但是请注意,在对CharBuffer编码之前、对ByteBuffer解码之前,请记得对CharBuffer、ByteBuffer进行flip()切换到读模式,否则什么都没有。
如果编码和解码的格式不同,则会出现乱码。
@Test
public void test6() throws CharacterCodingException{
Charset charset1 = Charset.forName("GBK");
//获取编码器
CharsetEncoder encoder = charset1.newEncoder();
//获取解码器
CharsetDecoder decoder = charset1.newDecoder();
CharBuffer charBuffer = CharBuffer.allocate(1024);
charBuffer.put("happyBKs的博客");
//编码
charBuffer.flip();//因为编码要读取charBuffer,所以要先切到度模式
ByteBuffer byteBuffer=encoder.encode(charBuffer);
//byteBuffer.limit()为14,英文字符一个1 byte,中文字符一个2 byte
for(int i_byteBuffer=0;i_byteBuffer<byteBuffer.limit();i_byteBuffer++){
System.out.println(byteBuffer.get());
}
//解码
byteBuffer.flip();//因为解码要读取byteBuffer,所以要先切到度模式,不然下面一行什么也不输出
CharBuffer charBufferDecoded=decoder.decode(byteBuffer);
System.out.println(charBufferDecoded.toString());
System.out.println("---------------------------------------------------");
Charset utf8Chatset = Charset.forName("UTF-8");
byteBuffer.flip();//byteBuffer刚才读过了,现在需要从头再读一遍,需要先调用flip()

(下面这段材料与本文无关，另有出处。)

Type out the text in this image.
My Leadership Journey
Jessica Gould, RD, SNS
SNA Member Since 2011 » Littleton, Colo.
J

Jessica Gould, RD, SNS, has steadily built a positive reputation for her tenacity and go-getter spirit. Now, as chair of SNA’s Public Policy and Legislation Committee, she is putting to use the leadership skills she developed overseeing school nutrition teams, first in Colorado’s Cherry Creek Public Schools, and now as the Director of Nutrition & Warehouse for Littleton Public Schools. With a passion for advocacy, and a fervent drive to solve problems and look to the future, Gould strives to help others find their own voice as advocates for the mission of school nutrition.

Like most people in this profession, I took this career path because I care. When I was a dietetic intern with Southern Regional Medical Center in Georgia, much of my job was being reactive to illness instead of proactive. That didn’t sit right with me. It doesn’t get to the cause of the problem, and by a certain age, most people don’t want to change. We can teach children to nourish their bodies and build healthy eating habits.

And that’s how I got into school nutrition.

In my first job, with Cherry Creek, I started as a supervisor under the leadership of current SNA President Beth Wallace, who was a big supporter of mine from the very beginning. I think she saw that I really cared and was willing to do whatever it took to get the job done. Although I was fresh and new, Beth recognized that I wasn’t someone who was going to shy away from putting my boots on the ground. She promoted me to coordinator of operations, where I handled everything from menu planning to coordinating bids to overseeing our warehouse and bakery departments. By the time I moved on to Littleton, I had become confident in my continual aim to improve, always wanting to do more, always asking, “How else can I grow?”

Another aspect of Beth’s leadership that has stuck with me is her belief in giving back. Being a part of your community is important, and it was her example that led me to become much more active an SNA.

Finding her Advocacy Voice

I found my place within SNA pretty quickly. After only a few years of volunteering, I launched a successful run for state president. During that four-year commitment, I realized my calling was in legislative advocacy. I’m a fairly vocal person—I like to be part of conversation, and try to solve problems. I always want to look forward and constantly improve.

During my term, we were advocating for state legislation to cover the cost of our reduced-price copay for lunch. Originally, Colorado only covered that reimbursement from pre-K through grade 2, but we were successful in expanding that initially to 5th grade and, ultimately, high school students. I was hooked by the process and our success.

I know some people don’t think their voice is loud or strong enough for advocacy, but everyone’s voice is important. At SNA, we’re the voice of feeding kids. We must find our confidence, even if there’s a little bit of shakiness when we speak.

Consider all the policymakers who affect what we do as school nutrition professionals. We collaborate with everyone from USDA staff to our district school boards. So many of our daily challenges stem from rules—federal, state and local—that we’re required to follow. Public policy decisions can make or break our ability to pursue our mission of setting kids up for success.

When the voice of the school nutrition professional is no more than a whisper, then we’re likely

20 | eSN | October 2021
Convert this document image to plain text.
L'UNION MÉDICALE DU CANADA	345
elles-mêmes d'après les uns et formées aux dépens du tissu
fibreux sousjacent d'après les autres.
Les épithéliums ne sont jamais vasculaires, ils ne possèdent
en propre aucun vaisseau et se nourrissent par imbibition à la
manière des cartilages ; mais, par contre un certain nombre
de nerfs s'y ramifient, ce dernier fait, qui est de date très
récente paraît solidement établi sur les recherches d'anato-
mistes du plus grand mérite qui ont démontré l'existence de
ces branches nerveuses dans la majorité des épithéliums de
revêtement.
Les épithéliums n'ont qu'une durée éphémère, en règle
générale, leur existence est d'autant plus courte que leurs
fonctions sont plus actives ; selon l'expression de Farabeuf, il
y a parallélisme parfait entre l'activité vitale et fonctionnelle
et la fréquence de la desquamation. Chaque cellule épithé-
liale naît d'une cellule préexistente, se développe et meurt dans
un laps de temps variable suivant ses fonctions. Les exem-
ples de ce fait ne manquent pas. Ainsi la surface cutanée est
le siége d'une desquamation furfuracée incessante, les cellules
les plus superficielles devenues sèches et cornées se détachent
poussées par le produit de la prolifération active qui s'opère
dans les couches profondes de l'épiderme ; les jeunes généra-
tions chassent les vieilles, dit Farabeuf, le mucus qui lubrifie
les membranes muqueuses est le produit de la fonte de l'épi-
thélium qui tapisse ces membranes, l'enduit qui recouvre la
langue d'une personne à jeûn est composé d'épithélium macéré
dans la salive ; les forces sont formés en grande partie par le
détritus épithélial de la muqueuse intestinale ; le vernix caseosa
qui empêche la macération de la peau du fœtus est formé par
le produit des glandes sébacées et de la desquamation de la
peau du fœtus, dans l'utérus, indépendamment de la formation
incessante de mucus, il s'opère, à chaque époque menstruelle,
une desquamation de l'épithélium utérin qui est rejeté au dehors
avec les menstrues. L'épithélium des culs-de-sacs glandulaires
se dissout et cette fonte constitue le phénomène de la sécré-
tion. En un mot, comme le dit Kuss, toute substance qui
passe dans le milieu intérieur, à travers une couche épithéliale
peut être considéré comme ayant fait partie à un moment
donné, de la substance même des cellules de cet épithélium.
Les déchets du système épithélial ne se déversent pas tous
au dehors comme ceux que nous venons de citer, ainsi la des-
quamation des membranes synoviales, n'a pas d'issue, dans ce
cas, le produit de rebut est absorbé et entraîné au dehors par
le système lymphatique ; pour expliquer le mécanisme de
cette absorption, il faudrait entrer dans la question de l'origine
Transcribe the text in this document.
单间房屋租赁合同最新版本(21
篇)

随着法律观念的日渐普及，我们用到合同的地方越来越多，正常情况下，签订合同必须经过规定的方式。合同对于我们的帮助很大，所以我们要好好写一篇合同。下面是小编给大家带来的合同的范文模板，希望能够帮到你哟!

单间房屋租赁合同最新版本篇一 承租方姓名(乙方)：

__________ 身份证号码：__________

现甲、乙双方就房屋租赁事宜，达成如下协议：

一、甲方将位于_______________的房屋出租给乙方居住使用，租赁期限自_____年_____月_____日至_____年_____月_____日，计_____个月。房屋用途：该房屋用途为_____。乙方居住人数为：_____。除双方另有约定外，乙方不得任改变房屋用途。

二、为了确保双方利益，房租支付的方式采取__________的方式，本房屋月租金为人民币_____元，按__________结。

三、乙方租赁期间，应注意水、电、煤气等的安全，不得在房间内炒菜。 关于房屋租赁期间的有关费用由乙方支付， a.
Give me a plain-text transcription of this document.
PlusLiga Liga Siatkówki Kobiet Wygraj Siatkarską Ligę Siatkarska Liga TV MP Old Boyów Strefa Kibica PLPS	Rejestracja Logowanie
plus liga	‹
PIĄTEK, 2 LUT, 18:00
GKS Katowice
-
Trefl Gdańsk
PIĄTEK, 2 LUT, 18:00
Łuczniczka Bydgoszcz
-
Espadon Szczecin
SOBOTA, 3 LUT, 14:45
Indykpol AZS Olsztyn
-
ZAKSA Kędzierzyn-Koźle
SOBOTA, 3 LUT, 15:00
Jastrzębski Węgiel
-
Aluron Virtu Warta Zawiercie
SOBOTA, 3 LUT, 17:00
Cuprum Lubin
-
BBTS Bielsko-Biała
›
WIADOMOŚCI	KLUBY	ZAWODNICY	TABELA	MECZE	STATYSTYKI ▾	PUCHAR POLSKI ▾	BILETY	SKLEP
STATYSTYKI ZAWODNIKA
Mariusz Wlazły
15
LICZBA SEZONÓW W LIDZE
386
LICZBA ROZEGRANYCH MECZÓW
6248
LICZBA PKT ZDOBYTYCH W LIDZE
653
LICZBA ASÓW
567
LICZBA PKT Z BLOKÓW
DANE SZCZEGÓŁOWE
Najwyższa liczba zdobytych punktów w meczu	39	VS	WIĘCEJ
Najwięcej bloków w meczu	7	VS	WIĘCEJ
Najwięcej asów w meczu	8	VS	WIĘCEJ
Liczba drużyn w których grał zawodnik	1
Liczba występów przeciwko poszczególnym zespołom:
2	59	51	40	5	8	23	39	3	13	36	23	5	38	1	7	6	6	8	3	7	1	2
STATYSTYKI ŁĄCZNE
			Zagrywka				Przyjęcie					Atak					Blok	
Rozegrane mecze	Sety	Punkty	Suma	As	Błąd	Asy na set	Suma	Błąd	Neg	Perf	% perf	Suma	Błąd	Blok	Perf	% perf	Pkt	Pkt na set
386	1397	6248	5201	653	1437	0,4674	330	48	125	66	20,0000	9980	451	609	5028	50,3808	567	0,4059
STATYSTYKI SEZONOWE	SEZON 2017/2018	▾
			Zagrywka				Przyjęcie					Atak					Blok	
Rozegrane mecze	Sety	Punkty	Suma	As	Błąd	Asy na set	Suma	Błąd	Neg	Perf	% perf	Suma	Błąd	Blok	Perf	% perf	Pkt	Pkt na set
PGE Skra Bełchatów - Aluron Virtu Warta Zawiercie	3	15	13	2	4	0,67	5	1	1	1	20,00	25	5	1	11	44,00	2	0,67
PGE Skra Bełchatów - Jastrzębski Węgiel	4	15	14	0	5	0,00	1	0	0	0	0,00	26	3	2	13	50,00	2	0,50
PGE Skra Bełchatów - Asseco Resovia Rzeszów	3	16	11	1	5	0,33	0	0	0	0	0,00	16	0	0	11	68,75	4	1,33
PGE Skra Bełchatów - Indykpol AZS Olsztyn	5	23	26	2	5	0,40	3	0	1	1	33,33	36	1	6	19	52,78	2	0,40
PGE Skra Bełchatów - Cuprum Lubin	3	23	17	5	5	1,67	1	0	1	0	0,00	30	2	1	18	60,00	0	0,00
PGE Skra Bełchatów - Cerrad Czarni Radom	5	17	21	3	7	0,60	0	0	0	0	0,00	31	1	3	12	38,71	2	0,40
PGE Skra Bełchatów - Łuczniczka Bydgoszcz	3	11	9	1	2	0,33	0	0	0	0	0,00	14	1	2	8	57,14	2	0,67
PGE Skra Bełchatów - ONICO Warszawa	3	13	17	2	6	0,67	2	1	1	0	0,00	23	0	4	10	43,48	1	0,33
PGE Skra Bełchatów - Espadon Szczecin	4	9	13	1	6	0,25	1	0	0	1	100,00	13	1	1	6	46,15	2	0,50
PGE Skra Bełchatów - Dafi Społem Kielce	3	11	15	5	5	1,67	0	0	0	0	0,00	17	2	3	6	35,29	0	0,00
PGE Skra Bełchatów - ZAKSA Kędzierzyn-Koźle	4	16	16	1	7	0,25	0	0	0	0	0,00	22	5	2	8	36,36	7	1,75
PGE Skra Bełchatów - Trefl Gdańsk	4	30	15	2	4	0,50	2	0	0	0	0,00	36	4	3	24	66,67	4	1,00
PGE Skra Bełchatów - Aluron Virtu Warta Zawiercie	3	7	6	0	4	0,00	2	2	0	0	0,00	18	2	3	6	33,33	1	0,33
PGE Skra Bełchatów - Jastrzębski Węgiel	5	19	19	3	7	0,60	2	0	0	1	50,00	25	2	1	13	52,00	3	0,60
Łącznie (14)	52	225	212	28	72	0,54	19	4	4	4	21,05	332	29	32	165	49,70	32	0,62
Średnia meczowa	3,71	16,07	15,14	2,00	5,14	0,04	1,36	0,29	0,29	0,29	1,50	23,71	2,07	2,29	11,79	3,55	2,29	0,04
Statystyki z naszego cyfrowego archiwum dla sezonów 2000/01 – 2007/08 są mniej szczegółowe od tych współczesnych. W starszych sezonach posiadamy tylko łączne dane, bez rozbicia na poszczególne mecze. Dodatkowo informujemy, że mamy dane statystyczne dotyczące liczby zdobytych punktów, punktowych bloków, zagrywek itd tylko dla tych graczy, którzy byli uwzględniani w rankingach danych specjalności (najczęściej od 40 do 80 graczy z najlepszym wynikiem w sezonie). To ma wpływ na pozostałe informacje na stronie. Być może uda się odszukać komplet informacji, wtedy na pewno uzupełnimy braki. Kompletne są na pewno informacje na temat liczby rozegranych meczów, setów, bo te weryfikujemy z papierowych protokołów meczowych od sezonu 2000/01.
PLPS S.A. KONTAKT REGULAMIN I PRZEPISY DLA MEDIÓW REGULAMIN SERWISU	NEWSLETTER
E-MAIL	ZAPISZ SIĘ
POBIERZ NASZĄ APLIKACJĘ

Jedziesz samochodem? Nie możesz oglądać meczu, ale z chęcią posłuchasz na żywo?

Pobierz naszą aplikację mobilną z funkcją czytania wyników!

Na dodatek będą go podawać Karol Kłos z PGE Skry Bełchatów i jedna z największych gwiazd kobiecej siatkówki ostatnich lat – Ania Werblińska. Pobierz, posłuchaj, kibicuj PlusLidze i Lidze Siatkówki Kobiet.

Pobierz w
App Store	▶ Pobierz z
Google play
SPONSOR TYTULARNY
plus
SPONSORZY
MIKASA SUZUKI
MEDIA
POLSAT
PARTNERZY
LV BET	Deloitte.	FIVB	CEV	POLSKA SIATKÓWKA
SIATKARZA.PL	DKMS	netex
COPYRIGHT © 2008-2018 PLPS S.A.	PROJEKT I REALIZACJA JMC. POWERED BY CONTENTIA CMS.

CharBuffer charBufferDecodedByUTF8=utf8Chatset.decode(byteBuffer);
System.out.println(charBufferDecodedByUTF8.toString());
System.out.println("---------------------------------------------------");
Charset gbkChatset = Charset.forName("GBK");
byteBuffer.flip();//byteBuffer刚才读过了,现在需要从头再读一遍,需要先调用flip()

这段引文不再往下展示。